SeventhSon · July 21, 2022, 1:32am

Hi.
Found a statement in docs-“WiredTiger cache uncompressed collections only, compressed collections cached by OS cache”.
So does that mean that if all the our collections compressed (with ZSTD) WiredTiger cache is useless and better to minimize its size to reuse memory for OS disk cache/etc?

kevinadi · July 22, 2022, 2:55am

Hey @SeventhSon welcome to the community!

The term “cache” for WiredTiger means more than cache, actually. It also serves as WiredTiger’s working memory, so it’s not as straightforward.

If MongoDB requests data to WiredTiger, first it checks if the data exists in the cache or not. If not, it will fetch it from disk, where the OS typically will cache disk fetches in what is termed the filesystem cache. Note that WiredTiger & MongoDB have no control over this OS filesystem cache and it can’t really influence what’s being cached there.

In basic terms, the more WiredTiger cache you have, the larger WiredTiger’s working memory is. And (ideally) if your working set is correctly sized for the amount of RAM you have, most of the data you need would either be in WiredTiger’s working memory, or the filesystem cache (last resort before hitting the disk). Disk is often the slowest part in the server, and you want to hit it as few times as possible.

The default WiredTiger cache size of ~50% of RAM was selected as a compromise: you want as much working memory for WiredTiger as needed by your workload, but you also need to save some space in RAM for the filesystem cache, the OS’s requirements, and MongoDB’s requirements (RAM for connections, queries, aggregation, etc. are not part of WiredTiger cache).
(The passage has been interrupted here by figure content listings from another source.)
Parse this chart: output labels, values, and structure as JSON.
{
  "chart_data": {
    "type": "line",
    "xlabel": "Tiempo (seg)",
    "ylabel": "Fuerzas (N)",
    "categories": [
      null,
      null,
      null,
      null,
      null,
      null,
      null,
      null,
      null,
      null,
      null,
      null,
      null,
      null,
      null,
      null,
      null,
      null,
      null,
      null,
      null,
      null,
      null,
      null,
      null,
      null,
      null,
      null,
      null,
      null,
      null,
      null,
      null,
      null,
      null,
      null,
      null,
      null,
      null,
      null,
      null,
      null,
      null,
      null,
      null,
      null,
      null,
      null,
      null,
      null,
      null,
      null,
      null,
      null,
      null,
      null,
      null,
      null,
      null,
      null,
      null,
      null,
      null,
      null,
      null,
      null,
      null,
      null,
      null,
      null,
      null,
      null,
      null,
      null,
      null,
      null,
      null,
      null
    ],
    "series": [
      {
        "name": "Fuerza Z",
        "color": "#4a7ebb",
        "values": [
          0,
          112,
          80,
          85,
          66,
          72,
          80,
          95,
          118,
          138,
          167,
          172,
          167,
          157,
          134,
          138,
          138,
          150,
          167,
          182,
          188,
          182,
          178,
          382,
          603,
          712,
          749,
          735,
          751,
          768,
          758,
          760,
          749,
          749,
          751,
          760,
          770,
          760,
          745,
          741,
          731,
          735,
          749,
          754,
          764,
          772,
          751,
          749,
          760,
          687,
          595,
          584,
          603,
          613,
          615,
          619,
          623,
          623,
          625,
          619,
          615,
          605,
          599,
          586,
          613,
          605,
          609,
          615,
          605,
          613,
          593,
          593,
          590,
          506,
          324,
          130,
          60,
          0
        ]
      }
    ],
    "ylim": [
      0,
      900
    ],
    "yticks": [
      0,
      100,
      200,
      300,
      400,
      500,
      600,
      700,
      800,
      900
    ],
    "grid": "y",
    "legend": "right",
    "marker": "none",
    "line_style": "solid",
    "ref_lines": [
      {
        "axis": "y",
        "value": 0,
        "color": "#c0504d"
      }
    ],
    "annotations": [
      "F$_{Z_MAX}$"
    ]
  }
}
Generally, the default WiredTiger cache size works well for most workloads. Honestly I have yet to see a case where a server’s performance can be increased by changing this value. From my experience so far, if there are issues with server performance, usually there are slow (e.g. unindexed) queries, or the server is overwhelmed with work that it needs more hardware.

I hope the explanation make sense

Best regards
Kevin

SeventhSon · July 22, 2022, 8:24am

Hi Kevin,

Thanks for detailed explanation. I mostly want to understand what is the difference between comressed and uncompressed collections from Mongo/WiredTiger engine side.
If collection compressed does Mongo just unzip it into WiredTiger cache and operate the same way as uncompressed? We see clearly high CPU load, obviously compressing/decompressing requires more CPU resources, just want to clarify how Mongo/WiredTiger work with compressed collections.

kevinadi · July 25, 2022, 12:26am

Basically yes. WiredTiger would need to work with uncompressed data in its cache.

Best regards
Kevin

system · August 17, 2022, 9:37am

This topic was automatically closed 5 days after the last reply. New replies are no longer allowed.